For German speakers, I can recommend Finanzfluss (I think they also wrote a book). But generally with stuff like that: always question their motivation, don’t just follow financial advice blindly, get a broad financial education from sources you can trust and decide for yourself. And don’t worry too much—even though it might sound like I worry way too much, I really don’t!
How comfortable do you feel about your financial situation right now?
Well could be better. But we knew we would have a couple of “harder” years now at the beginning of the loan for more financial stability in the future.
The numbers
Checking account balance (accessible today).
€6k my own, €5k shared.
Monthly savings amount.
€100 minimum, depends if you count the mortgage as savings.

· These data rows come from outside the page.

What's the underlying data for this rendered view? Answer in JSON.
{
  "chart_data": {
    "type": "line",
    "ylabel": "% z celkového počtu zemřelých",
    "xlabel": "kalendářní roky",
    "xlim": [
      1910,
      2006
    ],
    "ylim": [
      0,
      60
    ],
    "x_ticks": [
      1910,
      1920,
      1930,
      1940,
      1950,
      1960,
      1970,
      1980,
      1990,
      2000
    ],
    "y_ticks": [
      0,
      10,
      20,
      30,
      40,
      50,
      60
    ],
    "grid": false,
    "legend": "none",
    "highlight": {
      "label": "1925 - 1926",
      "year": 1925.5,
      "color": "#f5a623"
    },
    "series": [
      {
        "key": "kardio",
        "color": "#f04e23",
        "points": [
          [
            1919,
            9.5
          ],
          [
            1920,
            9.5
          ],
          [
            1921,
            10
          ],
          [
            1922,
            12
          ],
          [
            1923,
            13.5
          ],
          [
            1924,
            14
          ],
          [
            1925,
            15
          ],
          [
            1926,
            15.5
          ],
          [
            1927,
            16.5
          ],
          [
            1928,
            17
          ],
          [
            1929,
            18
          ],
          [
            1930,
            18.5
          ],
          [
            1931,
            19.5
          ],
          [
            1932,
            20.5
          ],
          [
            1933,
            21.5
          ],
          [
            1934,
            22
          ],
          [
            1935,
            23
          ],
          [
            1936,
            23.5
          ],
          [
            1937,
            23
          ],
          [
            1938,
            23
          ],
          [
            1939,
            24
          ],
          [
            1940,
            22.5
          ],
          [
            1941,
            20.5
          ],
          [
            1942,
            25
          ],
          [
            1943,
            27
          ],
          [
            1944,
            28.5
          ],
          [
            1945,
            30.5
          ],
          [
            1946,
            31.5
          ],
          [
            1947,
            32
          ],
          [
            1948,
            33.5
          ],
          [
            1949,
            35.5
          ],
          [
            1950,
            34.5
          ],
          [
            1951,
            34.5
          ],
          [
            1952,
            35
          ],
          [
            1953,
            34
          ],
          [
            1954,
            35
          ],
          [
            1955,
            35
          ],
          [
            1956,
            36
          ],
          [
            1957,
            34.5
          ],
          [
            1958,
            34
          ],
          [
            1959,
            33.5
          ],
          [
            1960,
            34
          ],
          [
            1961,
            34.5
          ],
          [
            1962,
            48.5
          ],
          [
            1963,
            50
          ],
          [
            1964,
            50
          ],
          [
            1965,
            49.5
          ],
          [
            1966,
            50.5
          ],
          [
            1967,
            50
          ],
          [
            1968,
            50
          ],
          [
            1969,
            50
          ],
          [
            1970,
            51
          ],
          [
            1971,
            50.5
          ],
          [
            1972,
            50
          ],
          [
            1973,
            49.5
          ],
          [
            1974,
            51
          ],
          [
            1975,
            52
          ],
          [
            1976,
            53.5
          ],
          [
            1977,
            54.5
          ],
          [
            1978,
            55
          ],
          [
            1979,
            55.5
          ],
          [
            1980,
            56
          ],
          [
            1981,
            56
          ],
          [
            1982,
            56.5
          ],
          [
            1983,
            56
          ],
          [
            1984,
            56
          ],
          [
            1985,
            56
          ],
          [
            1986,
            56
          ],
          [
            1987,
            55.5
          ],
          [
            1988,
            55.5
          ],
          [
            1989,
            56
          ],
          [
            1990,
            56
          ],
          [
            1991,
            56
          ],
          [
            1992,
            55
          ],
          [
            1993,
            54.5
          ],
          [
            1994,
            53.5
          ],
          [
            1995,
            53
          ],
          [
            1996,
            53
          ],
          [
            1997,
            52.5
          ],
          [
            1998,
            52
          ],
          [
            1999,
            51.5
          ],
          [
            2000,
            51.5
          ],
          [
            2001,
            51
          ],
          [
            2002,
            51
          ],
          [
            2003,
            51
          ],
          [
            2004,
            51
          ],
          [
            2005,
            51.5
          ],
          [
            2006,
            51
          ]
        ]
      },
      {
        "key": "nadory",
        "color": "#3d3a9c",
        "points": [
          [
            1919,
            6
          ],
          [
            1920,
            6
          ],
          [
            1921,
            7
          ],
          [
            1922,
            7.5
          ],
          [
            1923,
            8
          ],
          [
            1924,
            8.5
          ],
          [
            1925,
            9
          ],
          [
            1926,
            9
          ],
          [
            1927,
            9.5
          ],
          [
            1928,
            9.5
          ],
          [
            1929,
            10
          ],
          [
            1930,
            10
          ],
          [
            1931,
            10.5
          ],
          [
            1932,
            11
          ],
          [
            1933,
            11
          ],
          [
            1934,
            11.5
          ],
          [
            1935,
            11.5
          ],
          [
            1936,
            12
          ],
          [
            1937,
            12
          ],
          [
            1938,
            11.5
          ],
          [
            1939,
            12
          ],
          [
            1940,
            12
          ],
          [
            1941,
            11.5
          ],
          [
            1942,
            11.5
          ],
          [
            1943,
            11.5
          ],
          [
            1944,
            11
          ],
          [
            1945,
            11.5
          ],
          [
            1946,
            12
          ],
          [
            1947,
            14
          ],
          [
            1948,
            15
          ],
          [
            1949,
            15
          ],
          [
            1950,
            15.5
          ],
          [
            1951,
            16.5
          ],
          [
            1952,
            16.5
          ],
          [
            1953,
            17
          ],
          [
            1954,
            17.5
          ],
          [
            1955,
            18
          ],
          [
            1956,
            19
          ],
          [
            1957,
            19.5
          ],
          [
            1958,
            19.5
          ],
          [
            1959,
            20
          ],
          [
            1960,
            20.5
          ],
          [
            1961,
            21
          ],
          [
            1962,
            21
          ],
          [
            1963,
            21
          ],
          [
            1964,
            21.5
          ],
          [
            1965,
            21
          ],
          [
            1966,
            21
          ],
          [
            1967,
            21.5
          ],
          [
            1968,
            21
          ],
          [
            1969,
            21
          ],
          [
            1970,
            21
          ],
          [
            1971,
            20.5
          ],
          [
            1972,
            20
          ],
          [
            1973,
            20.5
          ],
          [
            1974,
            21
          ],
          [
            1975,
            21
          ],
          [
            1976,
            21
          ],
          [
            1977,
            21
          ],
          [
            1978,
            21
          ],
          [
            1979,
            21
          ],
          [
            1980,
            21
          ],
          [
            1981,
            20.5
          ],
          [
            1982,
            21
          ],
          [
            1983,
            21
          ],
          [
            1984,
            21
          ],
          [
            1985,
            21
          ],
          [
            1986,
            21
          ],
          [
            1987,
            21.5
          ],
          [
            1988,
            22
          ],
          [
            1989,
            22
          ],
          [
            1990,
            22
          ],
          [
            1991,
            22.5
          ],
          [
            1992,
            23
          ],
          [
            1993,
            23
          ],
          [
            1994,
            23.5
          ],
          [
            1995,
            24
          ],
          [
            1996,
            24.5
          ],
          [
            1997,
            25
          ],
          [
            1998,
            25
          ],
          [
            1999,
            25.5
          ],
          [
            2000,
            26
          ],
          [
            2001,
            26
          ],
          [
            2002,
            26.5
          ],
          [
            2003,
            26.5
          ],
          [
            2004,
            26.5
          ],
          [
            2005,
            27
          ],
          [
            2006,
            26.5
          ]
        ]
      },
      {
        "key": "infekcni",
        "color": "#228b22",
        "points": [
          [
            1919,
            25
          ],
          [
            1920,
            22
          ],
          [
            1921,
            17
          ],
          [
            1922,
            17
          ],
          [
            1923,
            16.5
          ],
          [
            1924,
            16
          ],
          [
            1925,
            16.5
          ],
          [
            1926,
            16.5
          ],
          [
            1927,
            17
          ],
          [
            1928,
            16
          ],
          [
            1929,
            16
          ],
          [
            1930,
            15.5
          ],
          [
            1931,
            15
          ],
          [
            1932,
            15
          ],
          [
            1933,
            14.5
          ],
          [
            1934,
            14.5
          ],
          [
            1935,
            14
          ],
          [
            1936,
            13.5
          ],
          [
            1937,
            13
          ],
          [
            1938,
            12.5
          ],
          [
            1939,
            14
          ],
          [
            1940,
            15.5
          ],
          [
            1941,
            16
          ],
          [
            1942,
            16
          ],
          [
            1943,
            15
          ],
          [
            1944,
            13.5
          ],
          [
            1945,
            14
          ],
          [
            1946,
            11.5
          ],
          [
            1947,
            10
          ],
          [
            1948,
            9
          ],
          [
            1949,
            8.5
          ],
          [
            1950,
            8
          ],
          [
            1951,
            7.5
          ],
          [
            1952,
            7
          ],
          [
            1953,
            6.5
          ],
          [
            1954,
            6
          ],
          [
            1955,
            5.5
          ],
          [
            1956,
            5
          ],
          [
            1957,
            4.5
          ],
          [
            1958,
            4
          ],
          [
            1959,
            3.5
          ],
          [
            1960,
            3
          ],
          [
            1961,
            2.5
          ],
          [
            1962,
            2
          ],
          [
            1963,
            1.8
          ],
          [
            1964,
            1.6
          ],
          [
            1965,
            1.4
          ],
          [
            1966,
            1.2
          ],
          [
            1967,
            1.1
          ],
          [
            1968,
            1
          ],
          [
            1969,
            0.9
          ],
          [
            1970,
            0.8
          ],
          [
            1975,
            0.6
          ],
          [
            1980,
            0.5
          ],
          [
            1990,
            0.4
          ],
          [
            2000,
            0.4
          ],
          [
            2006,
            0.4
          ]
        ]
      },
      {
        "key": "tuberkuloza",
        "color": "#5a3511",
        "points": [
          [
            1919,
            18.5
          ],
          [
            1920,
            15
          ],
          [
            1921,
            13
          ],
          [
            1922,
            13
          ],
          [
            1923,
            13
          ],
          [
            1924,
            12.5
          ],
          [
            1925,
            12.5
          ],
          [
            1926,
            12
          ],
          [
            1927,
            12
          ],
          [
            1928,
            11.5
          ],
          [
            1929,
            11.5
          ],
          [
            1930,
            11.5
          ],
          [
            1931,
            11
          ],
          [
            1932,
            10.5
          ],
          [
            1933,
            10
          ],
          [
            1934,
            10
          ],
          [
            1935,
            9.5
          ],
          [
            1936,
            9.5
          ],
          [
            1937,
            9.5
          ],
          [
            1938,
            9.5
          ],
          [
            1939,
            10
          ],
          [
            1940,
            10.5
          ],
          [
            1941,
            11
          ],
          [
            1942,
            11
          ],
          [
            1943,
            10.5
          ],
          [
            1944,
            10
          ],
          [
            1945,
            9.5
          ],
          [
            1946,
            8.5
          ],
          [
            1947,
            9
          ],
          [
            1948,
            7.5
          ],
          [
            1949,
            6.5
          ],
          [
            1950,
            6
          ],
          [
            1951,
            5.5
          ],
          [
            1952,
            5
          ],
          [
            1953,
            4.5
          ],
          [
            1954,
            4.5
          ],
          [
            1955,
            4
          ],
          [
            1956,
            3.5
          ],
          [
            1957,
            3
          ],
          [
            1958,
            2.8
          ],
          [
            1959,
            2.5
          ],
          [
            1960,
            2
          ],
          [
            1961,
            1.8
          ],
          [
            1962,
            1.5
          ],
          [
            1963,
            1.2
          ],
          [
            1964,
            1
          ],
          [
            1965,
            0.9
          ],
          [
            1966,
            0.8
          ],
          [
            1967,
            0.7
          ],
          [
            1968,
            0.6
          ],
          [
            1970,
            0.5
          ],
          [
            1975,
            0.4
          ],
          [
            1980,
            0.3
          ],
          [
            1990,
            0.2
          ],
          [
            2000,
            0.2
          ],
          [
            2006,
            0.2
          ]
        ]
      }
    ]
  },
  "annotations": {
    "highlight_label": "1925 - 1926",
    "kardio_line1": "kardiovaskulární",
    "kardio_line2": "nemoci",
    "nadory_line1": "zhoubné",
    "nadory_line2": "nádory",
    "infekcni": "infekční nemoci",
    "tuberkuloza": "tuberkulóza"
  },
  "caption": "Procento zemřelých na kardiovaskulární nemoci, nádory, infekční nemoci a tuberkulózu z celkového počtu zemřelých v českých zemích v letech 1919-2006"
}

Do you invest? (stocks, savings plans, other)
A couple of individual stocks (just holding), 4 managed funds and one ETF (savings plan). And one real estate, I guess.
Private or public health insurance?
Public.
How many times per year do you leave Berlin/Germany?
2 times, but to visit the family, is that really vacation?
Your current net worth?
Depends on whether you already count the real estate. Roughly €30k without; with the real estate, you could reason €200k (which is the estimated price appreciation by now).
Looking forward
What’s your biggest financial goal right now?
Getting the add-on loan paid back. For context: it’s €70k at this point, less than a yearly salary, so bridging that equity gap wasn’t completely unrealistic, and paying it off is achievable.
If you got a 20% raise tomorrow, what would change?
Nothing but our monthly add-on loan payment rate.
What money advice would you give your younger self?
If I go back in time? Move to Berlin immediately and buy real estate!
Now? Always keep an overview of your outgoing money. You don’t need exact numbers, but you should always know what rough amount of money you spend in which category. And please, for the love of god, put something in an ETF, even if it’s just €10 a month, compound interest is your friend!